If #\lambda# is a root of the minimal polynomial, then it also is a root of the characteristic polynomial (which, after all, is a multiple of the minimal polynomial), and so, according to rule 1 for the Characterization of eigenvalues and eigenvectors, an eigenvalue.

Conversely, if #\lambda# is an eigenvalue of #L# with eigenvector #\vec{v}#, then, for the minimal polynomial #m_L(x)#, we have \[\begin{array}{rcl}m_L(\lambda)\,\vec{v}&=&m_L(L)\,\vec{v} \\&&\phantom{xx}\color{blue}{\lambda\,\vec{v} = L(\vec{v})}\\ &=&\vec{0}\\&&\phantom{xx}\color{blue}{m_L(L)=0_V}\end{array}\] Since #\vec{v}# is an eigenvector, we have #\vec{v}\ne\vec{0}#, so #m_L(\lambda) = 0#. This shows that #\lambda# is a root of the minimal polynomial.

It remains to prove the last statement. Suppose that #V# is a real vector space and that #p(x)# is a quadratic polynomial with leading coefficient #1# and negative discriminant which divides the characteristic polynomial of #L#. If #\lambda# is a root of #p(x)#, then it is not real, and therefore the complex conjugate #\overline{\lambda}# is the second root of #p(x)#. By applying the above to the complexification of #V#, we see that both #x-\lambda# and #x-\overline{\lambda}# occur as factors of the minimal polynomial of #L# (the minimal polynomial of #L# on the complexification of #V# equals the minimal polynomial of #L# on #V#). Because #\lambda\ne\overline{\lambda}#, the product #p(x) = (x-\lambda) \cdot (x-\overline{\lambda})# is a divisor of the minimal polynomial.

If #L_\alpha# is a diagonal matrix, and #\lambda_1,\ldots,\lambda_m# are the mutually different numbers on its diagonal, then the minimal polynomial of #L_\alpha#, and thus of #L#, is equal to the product \[(x-\lambda_1)\cdots(x-\lambda_m)\]

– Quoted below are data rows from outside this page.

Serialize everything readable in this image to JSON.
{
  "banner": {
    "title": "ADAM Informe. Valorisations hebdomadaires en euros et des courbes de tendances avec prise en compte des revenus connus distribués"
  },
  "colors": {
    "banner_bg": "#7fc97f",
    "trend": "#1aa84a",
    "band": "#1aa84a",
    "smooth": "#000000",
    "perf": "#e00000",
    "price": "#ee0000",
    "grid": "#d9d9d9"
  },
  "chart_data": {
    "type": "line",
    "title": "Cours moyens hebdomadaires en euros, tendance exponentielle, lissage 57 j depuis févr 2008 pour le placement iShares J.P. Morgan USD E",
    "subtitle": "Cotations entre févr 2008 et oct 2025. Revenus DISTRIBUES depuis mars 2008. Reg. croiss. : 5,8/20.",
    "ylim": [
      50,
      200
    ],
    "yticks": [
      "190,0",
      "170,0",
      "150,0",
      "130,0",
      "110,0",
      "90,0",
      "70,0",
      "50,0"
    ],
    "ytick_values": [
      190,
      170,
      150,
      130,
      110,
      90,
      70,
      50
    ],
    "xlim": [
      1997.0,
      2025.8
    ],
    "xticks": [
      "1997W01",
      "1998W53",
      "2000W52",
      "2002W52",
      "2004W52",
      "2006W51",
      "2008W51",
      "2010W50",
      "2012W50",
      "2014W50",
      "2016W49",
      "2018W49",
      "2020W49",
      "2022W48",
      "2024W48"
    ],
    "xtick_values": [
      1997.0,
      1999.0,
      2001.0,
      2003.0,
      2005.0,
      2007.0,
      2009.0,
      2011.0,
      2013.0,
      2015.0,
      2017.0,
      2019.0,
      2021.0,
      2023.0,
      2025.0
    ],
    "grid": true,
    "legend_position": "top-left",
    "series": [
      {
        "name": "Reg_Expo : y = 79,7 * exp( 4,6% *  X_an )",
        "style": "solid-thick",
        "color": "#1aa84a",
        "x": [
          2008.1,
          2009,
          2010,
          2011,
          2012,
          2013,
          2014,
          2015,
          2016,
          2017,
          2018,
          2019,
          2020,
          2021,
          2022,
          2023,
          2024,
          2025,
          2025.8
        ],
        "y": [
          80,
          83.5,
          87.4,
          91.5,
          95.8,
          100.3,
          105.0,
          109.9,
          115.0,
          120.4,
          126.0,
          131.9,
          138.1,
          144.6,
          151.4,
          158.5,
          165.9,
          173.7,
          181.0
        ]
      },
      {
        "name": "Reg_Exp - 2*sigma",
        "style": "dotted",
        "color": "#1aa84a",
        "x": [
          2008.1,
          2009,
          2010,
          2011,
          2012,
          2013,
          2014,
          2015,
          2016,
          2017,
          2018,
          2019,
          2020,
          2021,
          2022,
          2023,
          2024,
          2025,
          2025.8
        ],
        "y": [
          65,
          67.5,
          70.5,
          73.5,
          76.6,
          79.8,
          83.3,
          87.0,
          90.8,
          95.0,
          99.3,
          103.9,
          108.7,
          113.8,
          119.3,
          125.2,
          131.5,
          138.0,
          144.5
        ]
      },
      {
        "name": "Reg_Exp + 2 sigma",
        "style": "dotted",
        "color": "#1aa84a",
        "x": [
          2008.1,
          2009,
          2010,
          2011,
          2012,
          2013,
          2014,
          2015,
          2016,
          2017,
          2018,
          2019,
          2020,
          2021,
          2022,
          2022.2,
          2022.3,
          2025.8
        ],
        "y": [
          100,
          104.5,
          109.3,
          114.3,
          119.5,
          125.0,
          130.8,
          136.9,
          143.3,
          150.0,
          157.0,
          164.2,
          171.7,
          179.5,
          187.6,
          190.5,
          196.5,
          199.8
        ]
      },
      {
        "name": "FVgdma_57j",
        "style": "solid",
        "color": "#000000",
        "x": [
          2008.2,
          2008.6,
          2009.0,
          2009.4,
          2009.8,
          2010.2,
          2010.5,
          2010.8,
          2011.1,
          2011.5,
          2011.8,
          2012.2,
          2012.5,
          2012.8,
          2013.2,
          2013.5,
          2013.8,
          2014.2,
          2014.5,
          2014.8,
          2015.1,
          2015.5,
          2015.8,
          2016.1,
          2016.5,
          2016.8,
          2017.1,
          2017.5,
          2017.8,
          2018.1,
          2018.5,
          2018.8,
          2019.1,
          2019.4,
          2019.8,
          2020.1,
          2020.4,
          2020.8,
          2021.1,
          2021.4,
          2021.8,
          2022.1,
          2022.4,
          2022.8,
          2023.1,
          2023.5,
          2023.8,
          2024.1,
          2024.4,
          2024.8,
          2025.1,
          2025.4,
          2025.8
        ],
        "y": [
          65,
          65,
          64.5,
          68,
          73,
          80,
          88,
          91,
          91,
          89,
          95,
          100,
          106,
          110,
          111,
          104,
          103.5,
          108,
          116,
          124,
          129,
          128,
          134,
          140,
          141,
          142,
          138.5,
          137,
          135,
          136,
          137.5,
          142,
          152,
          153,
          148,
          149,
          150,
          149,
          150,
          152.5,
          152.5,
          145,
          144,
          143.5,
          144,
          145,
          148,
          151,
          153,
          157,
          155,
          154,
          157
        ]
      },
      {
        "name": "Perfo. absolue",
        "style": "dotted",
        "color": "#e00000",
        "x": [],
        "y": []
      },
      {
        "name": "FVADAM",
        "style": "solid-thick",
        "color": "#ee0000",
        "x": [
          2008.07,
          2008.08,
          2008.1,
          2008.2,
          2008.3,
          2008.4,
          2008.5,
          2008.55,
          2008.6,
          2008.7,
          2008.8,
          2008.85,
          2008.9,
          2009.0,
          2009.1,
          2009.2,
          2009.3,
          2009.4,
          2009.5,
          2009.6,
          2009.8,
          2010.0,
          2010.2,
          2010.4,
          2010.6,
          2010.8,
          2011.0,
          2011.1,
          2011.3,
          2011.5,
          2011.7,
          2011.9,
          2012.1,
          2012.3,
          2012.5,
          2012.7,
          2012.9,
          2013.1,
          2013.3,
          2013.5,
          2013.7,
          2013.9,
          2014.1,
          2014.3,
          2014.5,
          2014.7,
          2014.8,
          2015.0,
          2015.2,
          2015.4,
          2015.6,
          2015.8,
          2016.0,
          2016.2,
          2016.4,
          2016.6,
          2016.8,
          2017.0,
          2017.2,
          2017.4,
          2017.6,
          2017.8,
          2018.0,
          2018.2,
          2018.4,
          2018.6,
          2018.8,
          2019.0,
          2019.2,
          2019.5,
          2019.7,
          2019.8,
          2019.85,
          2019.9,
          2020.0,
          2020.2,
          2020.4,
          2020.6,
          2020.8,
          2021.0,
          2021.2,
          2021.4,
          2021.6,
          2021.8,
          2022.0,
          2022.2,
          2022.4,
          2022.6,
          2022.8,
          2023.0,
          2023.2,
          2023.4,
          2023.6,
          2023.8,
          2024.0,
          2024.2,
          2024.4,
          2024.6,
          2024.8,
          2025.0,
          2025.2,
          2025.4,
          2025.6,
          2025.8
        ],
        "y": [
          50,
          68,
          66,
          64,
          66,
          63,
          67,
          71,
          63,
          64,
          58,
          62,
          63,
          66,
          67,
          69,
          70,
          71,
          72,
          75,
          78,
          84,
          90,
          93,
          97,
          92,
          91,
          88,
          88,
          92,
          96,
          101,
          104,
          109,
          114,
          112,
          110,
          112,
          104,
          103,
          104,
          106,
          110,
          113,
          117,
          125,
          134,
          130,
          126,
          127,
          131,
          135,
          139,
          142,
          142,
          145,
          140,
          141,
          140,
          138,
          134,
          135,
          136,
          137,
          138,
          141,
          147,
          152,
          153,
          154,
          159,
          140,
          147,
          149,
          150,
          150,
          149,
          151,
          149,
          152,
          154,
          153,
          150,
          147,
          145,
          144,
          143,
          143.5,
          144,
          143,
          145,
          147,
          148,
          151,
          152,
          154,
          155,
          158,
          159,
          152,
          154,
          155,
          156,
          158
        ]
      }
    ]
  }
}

Conversely, if, for mutually different numbers #\lambda_1,\ldots,\lambda_m#, the minimal polynomial of #L# is equal to #m_L(x) = (x-\lambda_1)\cdots(x-\lambda_m)#, then, because of the above theorem Roots of the minimal polynomial, these numbers are eigenvalues of #L#. Furthermore, with #c_i =\prod_{j\ne i} \frac{1}{\lambda_i-\lambda_j}#, we have

\[1= \sum_{i=1}^m c_i \prod_{j\ne i}(x-\lambda_j)\]

This follows from the fact that the right-hand side is a polynomial of degree #m-1# with the value #1# at #m# distinct points #x=\lambda_1,\ldots,\lambda_m# (see Lagrange's theorem).

We deduce that #V# is the direct sum of the eigenspaces \( E_i = \im{\prod_{j\ne i}(L-\lambda_j\cdot I_V)}\).

To this end, we first substitute #L# into the formula above, and study the image of an arbitrary vector #\vec{v}# under the result:

\[\begin{array}{rcl} \vec{v} &=& I_V(\vec{v})\\ &=&\displaystyle\sum_{i=1}^m c_i \prod_{j\ne i}(L-\lambda_j\cdot I_V)(\vec{v})\\ &\in& E_1+\cdots+E_m\end{array}\] This shows that #V# is the sum of the linear subspaces #E_i#.

We also see that

\[\begin{array}{rcl}(L-\lambda_i\cdot I_V )(E_i) &=&\displaystyle(L-\lambda_i\cdot I_V )\left( \im{\prod_{j\ne i}(L-\lambda_j\cdot I_V)}\right) \\&=&\displaystyle\im{\prod_{j}(L-\lambda_j\cdot I_V)}\\& = &\im{m_L(L)}\\& = &\im{0_V}\\ & =& \{\vec{0}\}\end{array}\] so #E_i# is contained in #\ker{L-\lambda_i\cdot I_V}#.

If, for each #i#, a basis of #E_i# is chosen, then, according to theorem Independence of eigenvectors for different eigenvalues, the union of these bases is a set of linearly independent vectors. By what we saw above, these vectors span #V#. Therefore, this union is a basis for #V#. This shows that #V# is the direct sum of the eigenspaces #E_i#.

This proves the first and the last statement. The second statement follows by applying this result to the complexification of #V#.